Managing Events Systematically

Being good at problem-solving is critical to success in an organization. I’ve written quite a bit on problem-solving, but here I want to tackle the amount of effort we should apply.

Not all problems should be treated the same. There are also levels of problems. And these two aspects can contribute to some poor problem-solving practices.

It helps to look at problems systematically across our organization. The iceberg analogy is a pretty popular way to break this done focusing on Events, Patterns, Underlying Structure, and Mental Model.

Iceberg analogy

Events

Events start with the observation or discovery of a situation that is different in some way. What is being observed is a symptom and we want to quickly identify the problem and then determine the effort needed to address it.

This is where Art Smalley’s Four Types of Problems comes in handy to help us take a risk-based approach to determining our level of effort.

Type 1 problems, Troubleshooting, allows us to set problems with a clear understanding of the issue and a clear pathway. Have a flat tire? Fix it. Have a document error, fix it using good documentation practices.

It is valuable to work the way through common troubleshooting and ensure the appropriate linkages between the different processes, to ensure a system-wide approach to problem solving.

Corrective maintenance is a great example of troubleshooting as it involved restoring the original state of an asset. It includes documentation, a return to service and analysis of data. From that analysis of data problems are identified which require going deeper into problem-solving. It should have appropriate tie-ins to evaluate when the impact of an asset breaking leads to other problems (for example, impact to product) which can also require additional problem-solving.

It can be helpful for the organization to build decision trees that can help folks decide if a given problem stays as troubleshooting or if it it also requires going to type 2, “gap from standard.”

Type 2 problems, gap from standard, means that the actual result does not meet the expected and there is a potential of not meeting the core requirements (objectives) of the process, product, or service. This is the place we start deeper problem-solving, including root cause analysis.

Please note that often troubleshooting is done in a type 2 problem. We often call that a correction. If the bioreactor cannot maintain temperature during a run, that is a type 2 problem but I am certainly going to immediately apply troubleshooting as well. This is called a correction.

Take documentation errors. There is a practice in place, part of good documentation practices, for addressing troubleshooting around documents (how to correct, how to record a comment, etc). By working through the various ways documentation can go wrong, applying which ones are solved through troubleshooting and don’t involve type 2 problems, we can create a lot of noise in our system.

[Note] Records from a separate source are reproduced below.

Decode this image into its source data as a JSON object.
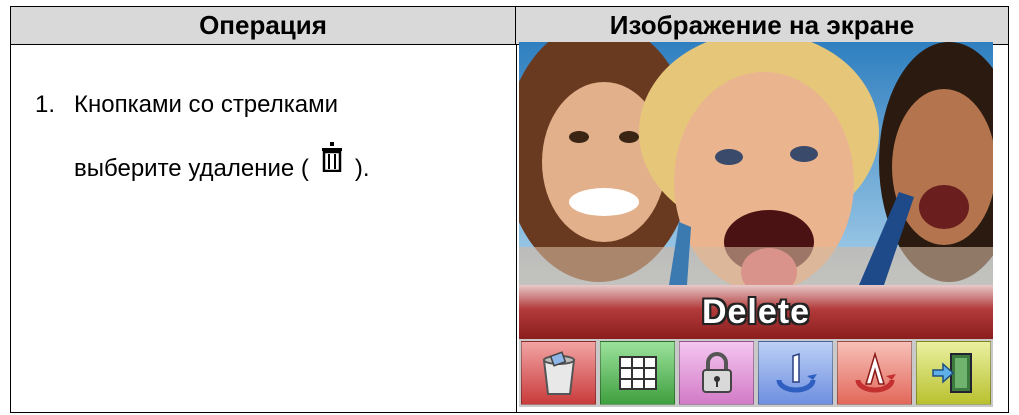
{
  "table": {
    "header_operation": "Операция",
    "header_screen": "Изображение на экране"
  },
  "operation": {
    "step_number": "1.",
    "line1": "Кнопками со стрелками",
    "line2_before": "выберите удаление (",
    "line2_after": ").",
    "inline_icon": "trash-icon"
  },
  "screen": {
    "banner_label": "Delete",
    "menu_icons": [
      {
        "name": "delete-bin-icon",
        "color": "#d94b4b"
      },
      {
        "name": "thumbnail-grid-icon",
        "color": "#4caf50"
      },
      {
        "name": "lock-icon",
        "color": "#e08ad6"
      },
      {
        "name": "rotate-one-icon",
        "color": "#6f8fe0"
      },
      {
        "name": "rotate-all-icon",
        "color": "#e86a5a"
      },
      {
        "name": "exit-door-icon",
        "color": "#c9d13a"
      }
    ]
  }
}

Core to the quality system is trending, looking for possible signals that require additional effort. Trending can help determine where problems lay and can also drive up the level of effort necessary.

Underlying Structure

Root Cause Analysis is about finding the underlying structure of the problem that defines the work applied to a type 2 problem.

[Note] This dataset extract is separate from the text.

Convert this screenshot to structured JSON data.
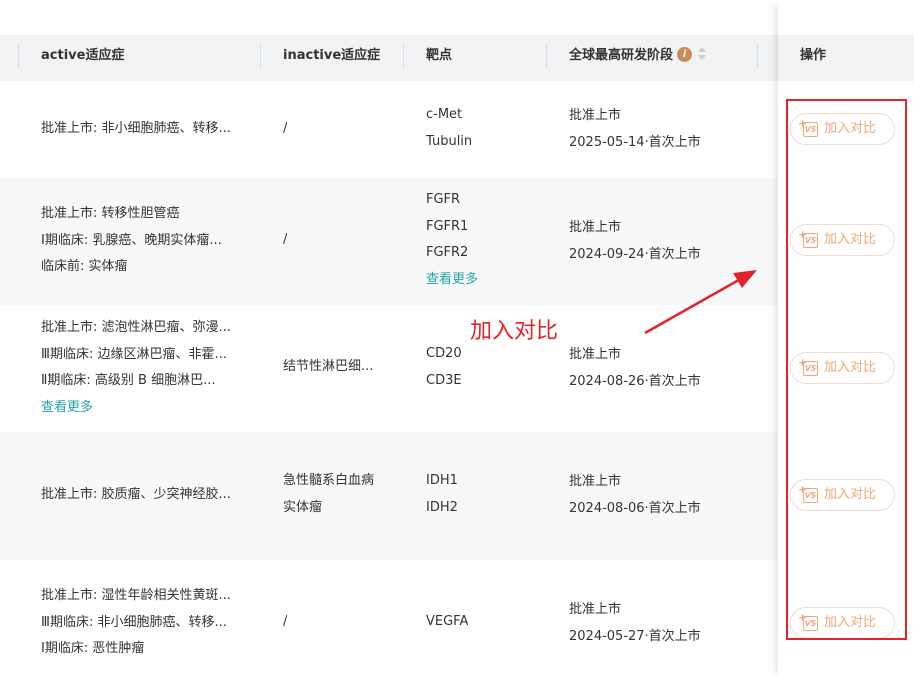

Not all problems require the same amount of effort, and type 2 problems really have a scale based on consequences, that can help drive the level of effort. This should be based on the impact to the organization’s ability to meet the quality objectives, the requirements behind the product or service.

For example, in the pharma world there are three major criteria:

  •  safety, rights, or well-being of patients (including subjects and participants human and non-human)
  • data integrity (includes confidence in the results, outcome, or decision dependent on the data)
  • ability to meet regulatory requirements (which stem from but can be a lot broader than the first two)

These three criteria can be sliced and diced a lot of ways, but serve our example well.

To these three criteria we add a scale of possible harm to derive our criticality, an example can look like this:

ClassificationDescription
CriticalThe event has resulted in, or is clearly likely to result in, any one of the following outcomes:   significant harm to the safety, rights, or well-being of subjects or participants (human or non-human), or patients; compromised data integrity to the extent that confidence in the results, outcome, or decision dependent on the data is significantly impacted; or regulatory action against the company.
MajorThe event(s), were they to persist over time or become more serious, could potentially, though not imminently, result in any one of the following outcomes:  
harm to the safety, rights, or well-being of subjects or participants (human or non-human), or patients; compromised data integrity to the extent that confidence in the results, outcome, or decision dependent on the data is significantly impacted.
MinorAn isolated or recurring triggering event that does not otherwise meet the definitions of Critical or Major quality impacts.
Example of Classification of Events in a Pharmaceutical Quality System

This level of classification will drive the level of effort on the investigation, as well as drive if the CAPA addresses underlying structures alone or drives to addressing the mental models and thus driving culture change.

Mental Model

Here is where we address building a quality culture. In CAPA lingo this is usually more a preventive action than a corrective action. In the simplest of terms, corrective actions is address the underlying structures of the problem in the process/asset where the event happened. Preventive actions deal with underlying structures in other (usually related) process/assets or get to the Mindsets that allowed the underlying structures to exist in the first place.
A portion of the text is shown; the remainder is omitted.